AI創作論
北宮世都
創作者に向けて
まず初めに私の立場を明確にしたい。私はAI技術そのものに対して怒りを抱いているわけではない。現在AIは道具にすぎない。道具は使う者の意思によって善にも悪にもなる。私が嫌悪し、警鐘を鳴らしたいのはAIを利用して承認欲求を満たそうとする者、金を稼ごうとする者、他者に対して損害を与える者―つまり自己の利益のため、あるいは他者に危害を加えるためにAIを利用する人間の姿勢である。
AI創作における問題を語る上で、創作者をその活用度合いによって大別したい。一方には添削などにAIを活用する軽度の使用者がおり、もう一方にはゼロからプロットをAIに作らせるような全面依頼者がいる。程度の差があれど、大きく分けるとこうなるだろう。

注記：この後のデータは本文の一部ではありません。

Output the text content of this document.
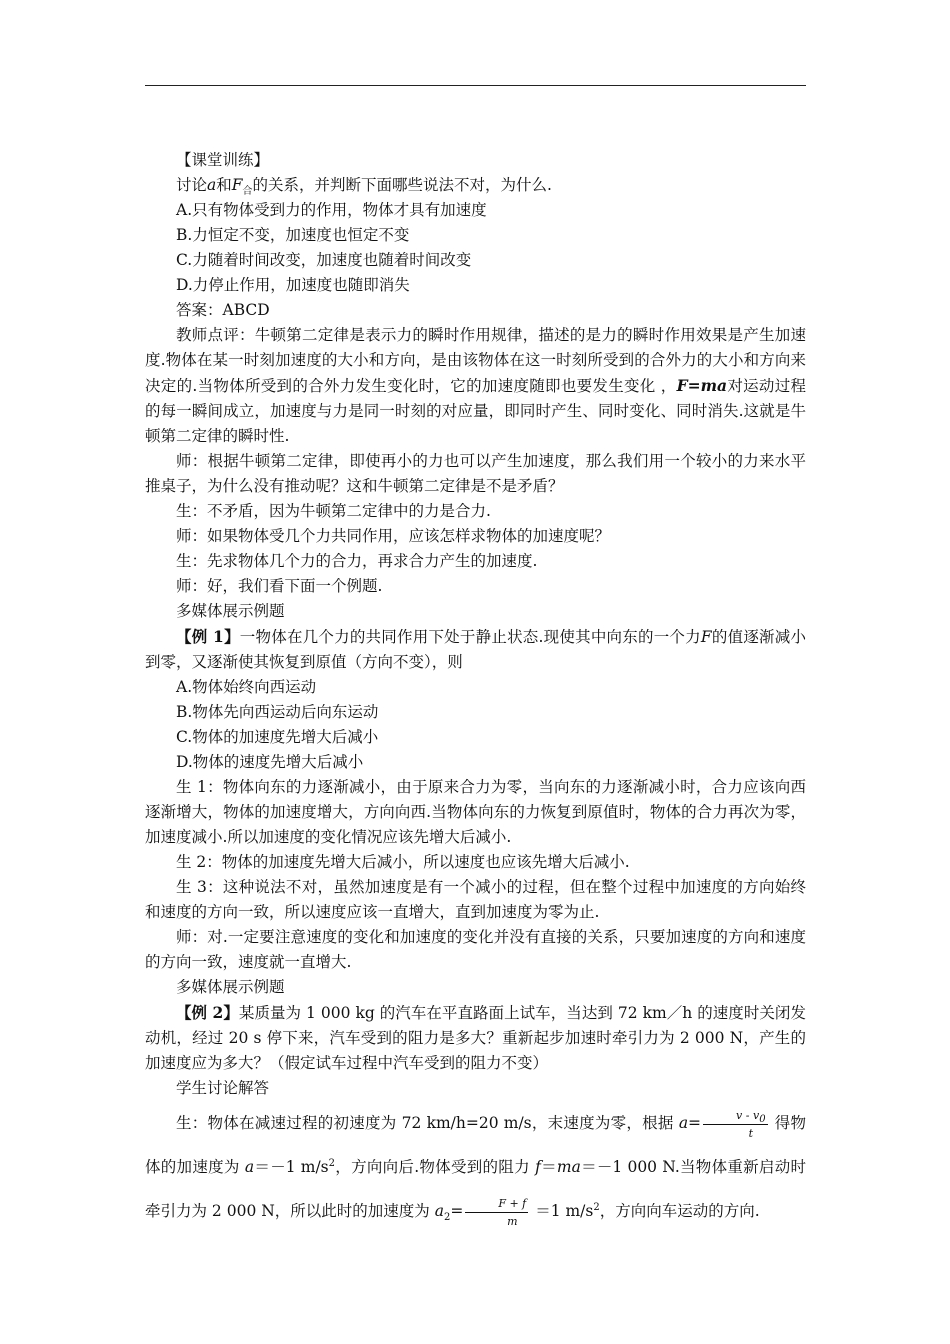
【课堂训练】

讨论a和$F_合$的关系，并判断下面哪些说法不对，为什么.

A.只有物体受到力的作用，物体才具有加速度

B.力恒定不变，加速度也恒定不变

C.力随着时间改变，加速度也随着时间改变

D.力停止作用，加速度也随即消失

答案：ABCD

教师点评：牛顿第二定律是表示力的瞬时作用规律，描述的是力的瞬时作用效果是产生加速度.物体在某一时刻加速度的大小和方向，是由该物体在这一时刻所受到的合外力的大小和方向来决定的.当物体所受到的合外力发生变化时，它的加速度随即也要发生变化 ，F=ma对运动过程的每一瞬间成立，加速度与力是同一时刻的对应量，即同时产生、同时变化、同时消失.这就是牛顿第二定律的瞬时性.

师：根据牛顿第二定律，即使再小的力也可以产生加速度，那么我们用一个较小的力来水平推桌子，为什么没有推动呢？这和牛顿第二定律是不是矛盾？

生：不矛盾，因为牛顿第二定律中的力是合力.

师：如果物体受几个力共同作用，应该怎样求物体的加速度呢？

生：先求物体几个力的合力，再求合力产生的加速度.

师：好，我们看下面一个例题.

多媒体展示例题

【例 1】一物体在几个力的共同作用下处于静止状态.现使其中向东的一个力F的值逐渐减小到零，又逐渐使其恢复到原值（方向不变），则

A.物体始终向西运动

B.物体先向西运动后向东运动

C.物体的加速度先增大后减小

D.物体的速度先增大后减小

生 1：物体向东的力逐渐减小，由于原来合力为零，当向东的力逐渐减小时，合力应该向西逐渐增大，物体的加速度增大，方向向西.当物体向东的力恢复到原值时，物体的合力再次为零，加速度减小.所以加速度的变化情况应该先增大后减小.

生 2：物体的加速度先增大后减小，所以速度也应该先增大后减小.

生 3：这种说法不对，虽然加速度是有一个减小的过程，但在整个过程中加速度的方向始终和速度的方向一致，所以速度应该一直增大，直到加速度为零为止.

师：对.一定要注意速度的变化和加速度的变化并没有直接的关系，只要加速度的方向和速度的方向一致，速度就一直增大.

多媒体展示例题

【例 2】某质量为 1 000 kg 的汽车在平直路面上试车，当达到 72 km／h 的速度时关闭发动机，经过 20 s 停下来，汽车受到的阻力是多大？重新起步加速时牵引力为 2 000 N，产生的加速度应为多大？（假定试车过程中汽车受到的阻力不变）

学生讨论解答

生：物体在减速过程的初速度为 72 km/h=20 m/s，末速度为零，根据 $a= \frac{v - v_0}{t}$ 得物体的加速度为 a＝－1 $m/s^2$，方向向后.物体受到的阻力 f＝ma＝－1 000 N.当物体重新启动时牵引力为 2 000 N，所以此时的加速度为 $a_2= \frac{F + f}{m} =1$ $m/s^2$，方向向车运动的方向.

AIを活用する軽度の使用者に対して私が問いたいのは、AIが介入した作品に対して自分の思考が宿っているか?ということである。具体的に言えば、執筆活動において添削を依頼した際、変更された箇所を見て読者に向けて「なぜその表現にしたのか」という理由を説けるだろうか?他者の思考―すなわちAI―が介入したことによる変化を確認した上で、最終的に自身の考えとして表現できるだろうか?この自己検証ができないのであれば、その文章はもはやあなたの創作物とは言えないのではないだろうか?最終的に貴方の創作物であるのかどうか、これが私にとって一番重要なAI活用者に対する問いである。
一方、AIに創作物を全面的に依頼するような作者に対して私は率直な嫌悪感を抱いている。この姿勢が孕む本質的な問題は、AIの創作物を自分のものとして発表することは果たして創作活動と呼べるのかということだ。現在、AIの創作物に対する権利どころか、AI自体の権利さえ法的に確立されていない。だがそれでも、作品の奪取は創作活動とはもはや言えず、創作者としての姿勢が根本から問われる行為である。
フィリップ・K・ディックの作品である「アンドロイドは電気羊の夢を見るか?」という作品においてアンドロイドの歌唱に主人公が感動するシーンが描かれており、現実でもAIが傑作と呼べる作品を作り人の心を動かす日が来る、あるいはもう来ているのかもしれない。そしてそれを鑑賞した際に抱く感情は間違いなく本物であろう。ただその作品を我が物顔で盗作する人間は唾棄すべき存在であることは間違いない。
結局のところ、AI時代における創作者に求められるのは技術の活用能力ではなく、倫理観と誠実さである。自己の利益追求や他者への危害を目的としたAI利用に対して、私たちは創作者としての責任を問い直さなければならない。創作は創作者の能動的な思考と選択の上に成り立っているのだ。その過程を放棄した時、そこにあるのはもはや創作ではない。